Middle East Crisis Triggers Volatility in US Bond Market, Mortgage Rates Climb
The ongoing crisis in the Middle East is now sending significant ripples through global financial markets, with a pronounced impact emerging in the United States bond market. This week, the average rate on a long-term mortgage in the US moved higher as bond market volatility persisted, driven by escalating geopolitical tensions and their economic repercussions.

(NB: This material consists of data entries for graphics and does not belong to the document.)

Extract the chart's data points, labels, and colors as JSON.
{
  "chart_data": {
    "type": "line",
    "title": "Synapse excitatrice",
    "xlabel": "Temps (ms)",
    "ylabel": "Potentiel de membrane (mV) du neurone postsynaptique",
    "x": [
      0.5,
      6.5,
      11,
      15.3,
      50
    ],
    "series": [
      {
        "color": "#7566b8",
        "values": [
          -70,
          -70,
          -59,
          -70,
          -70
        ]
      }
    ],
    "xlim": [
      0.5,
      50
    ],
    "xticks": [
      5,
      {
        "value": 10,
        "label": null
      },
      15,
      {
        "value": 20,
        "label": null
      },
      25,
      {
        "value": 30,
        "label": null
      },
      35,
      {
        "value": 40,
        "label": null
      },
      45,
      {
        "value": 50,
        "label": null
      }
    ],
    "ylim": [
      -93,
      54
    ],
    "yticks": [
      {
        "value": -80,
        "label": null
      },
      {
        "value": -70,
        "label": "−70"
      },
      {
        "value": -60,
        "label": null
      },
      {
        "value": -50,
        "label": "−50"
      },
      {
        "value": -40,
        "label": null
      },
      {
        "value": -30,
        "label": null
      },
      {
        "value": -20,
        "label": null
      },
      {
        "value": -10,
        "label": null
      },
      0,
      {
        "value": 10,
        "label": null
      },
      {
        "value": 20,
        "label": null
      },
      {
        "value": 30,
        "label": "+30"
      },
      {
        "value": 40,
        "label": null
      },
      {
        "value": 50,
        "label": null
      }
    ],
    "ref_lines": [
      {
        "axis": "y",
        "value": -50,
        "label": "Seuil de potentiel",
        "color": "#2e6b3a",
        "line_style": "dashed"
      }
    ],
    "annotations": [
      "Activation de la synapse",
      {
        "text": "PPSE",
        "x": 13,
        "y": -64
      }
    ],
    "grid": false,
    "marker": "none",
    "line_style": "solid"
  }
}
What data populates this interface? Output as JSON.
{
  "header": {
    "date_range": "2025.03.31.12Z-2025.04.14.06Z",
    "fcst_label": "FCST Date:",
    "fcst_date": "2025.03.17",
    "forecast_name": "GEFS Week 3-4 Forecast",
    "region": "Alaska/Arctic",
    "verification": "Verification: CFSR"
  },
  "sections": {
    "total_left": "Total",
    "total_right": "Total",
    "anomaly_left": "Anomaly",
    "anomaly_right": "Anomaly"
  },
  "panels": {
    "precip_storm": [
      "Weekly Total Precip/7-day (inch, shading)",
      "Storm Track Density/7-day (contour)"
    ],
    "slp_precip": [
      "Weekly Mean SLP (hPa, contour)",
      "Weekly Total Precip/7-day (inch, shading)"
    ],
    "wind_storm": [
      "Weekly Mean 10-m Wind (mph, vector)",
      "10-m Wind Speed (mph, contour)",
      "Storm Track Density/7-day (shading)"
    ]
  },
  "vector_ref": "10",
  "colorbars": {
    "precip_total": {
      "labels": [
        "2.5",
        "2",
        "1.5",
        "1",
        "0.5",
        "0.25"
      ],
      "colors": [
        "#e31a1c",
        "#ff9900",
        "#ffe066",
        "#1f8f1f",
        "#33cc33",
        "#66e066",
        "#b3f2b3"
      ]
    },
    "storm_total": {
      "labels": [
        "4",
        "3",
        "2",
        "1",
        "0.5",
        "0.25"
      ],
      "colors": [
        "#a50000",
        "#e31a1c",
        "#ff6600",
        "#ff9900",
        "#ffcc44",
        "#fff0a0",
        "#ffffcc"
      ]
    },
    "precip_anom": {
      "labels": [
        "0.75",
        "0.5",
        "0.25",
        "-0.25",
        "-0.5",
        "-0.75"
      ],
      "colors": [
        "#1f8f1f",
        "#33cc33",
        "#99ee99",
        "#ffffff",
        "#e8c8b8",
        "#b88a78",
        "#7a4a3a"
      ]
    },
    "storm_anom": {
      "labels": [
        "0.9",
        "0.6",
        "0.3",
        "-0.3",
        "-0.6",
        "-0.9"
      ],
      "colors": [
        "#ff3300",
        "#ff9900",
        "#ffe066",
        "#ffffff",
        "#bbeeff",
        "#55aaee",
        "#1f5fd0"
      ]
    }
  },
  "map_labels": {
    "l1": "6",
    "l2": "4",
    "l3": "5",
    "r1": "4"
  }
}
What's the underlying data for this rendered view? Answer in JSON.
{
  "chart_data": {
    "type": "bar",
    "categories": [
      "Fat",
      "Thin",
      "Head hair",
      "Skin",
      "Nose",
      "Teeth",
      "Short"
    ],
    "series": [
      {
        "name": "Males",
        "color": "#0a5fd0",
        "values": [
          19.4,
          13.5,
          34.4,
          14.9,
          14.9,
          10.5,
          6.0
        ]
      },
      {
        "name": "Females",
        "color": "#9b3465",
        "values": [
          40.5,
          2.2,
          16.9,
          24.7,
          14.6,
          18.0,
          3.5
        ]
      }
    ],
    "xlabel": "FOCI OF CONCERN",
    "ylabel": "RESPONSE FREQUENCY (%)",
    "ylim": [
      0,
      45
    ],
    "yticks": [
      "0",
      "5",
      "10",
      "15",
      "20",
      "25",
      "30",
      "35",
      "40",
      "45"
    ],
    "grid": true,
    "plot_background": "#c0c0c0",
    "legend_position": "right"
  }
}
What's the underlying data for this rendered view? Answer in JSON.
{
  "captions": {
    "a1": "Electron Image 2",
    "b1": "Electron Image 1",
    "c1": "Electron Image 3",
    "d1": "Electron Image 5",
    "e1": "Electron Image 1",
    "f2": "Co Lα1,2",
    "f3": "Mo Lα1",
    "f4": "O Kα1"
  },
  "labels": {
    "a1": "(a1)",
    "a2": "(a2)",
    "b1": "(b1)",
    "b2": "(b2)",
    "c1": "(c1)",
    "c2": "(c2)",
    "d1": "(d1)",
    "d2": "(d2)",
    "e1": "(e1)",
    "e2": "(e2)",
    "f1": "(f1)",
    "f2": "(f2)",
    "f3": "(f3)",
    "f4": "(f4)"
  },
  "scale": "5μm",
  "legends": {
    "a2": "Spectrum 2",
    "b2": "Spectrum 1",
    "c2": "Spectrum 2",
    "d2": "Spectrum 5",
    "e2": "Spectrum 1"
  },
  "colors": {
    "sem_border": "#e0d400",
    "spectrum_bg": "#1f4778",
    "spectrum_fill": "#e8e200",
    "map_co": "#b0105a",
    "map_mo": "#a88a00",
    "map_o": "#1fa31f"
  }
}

Mortgage Rates Rise Amid Bond Market Turmoil
According to mortgage buyer Freddie Mac, the benchmark 30-year fixed mortgage rate increased to 6.11% this week, up from 6% a week earlier. A year ago, the average rate stood at 6.65%. This latest uptick places the average rate roughly where it was five weeks ago, following a recent decline to its lowest point in three and a half years just two weeks prior. Throughout the year, rates have largely hovered around the 6% mark, providing a relatively supportive backdrop for prospective homebuyers as the spring homebuying season commences.
Borrowing costs also climbed for shorter-term loans. The average rate on a 15-year fixed mortgage, commonly used by homeowners refinancing their loans, rose to 5.5% from 5.43% last week. At the same time last year, the average rate was 5.8%, as reported by Freddie Mac.
Factors Shaping Mortgage Rates and Economic Signals
Mortgage rates are influenced by several key factors, including interest-rate decisions by the Federal Reserve and bond investors' expectations about the economy and inflation. Typically, they follow movements in the 10-year US Treasury yield, which lenders use as a crucial benchmark when pricing home loans. By midday Thursday, the 10-year Treasury yield reached 4.25%, compared with about 4.13% a week earlier.
Treasury yields have risen recently as higher oil prices, fueled by Middle East conflicts, have intensified concerns about inflation. These worries have overshadowed the impact of last month's weaker-than-expected hiring data from US employers and a relatively steady reading on consumer inflation recorded before the outbreak of the Iran war.
Hannah Jones, senior economist research analyst at Realtor.com, noted in an email: "Under normal circumstances, these soft economic readings would put downward pressure on mortgage rates, however, the news out of the Middle East is overriding those signals." Rising oil prices can push inflation higher, potentially discouraging the Federal Reserve from lowering interest rates. While the central bank does not directly set mortgage rates, its decisions on short-term borrowing costs are closely monitored by bond investors and can influence the yield on 10-year Treasury notes that help determine mortgage rates.
US Housing Market Slowdown and Future Outlook
The US housing market continues to face a slowdown that dates back to 2022, when mortgage rates began climbing from the lows seen during the pandemic. Sales of previously owned homes in the United States have hovered near an annual pace of around 4 million since 2023, significantly below the roughly 5.2 million annual pace that has historically been typical. Transactions fell to a 30-year low last year and have remained subdued so far this year, trailing the pace recorded a year earlier in both January and February despite mortgage rates being lower than they were at that time.
As geopolitical tensions in the Middle East persist, the interplay between bond markets, inflation, and Federal Reserve policies will likely continue to shape mortgage rates and the broader housing landscape in the coming months.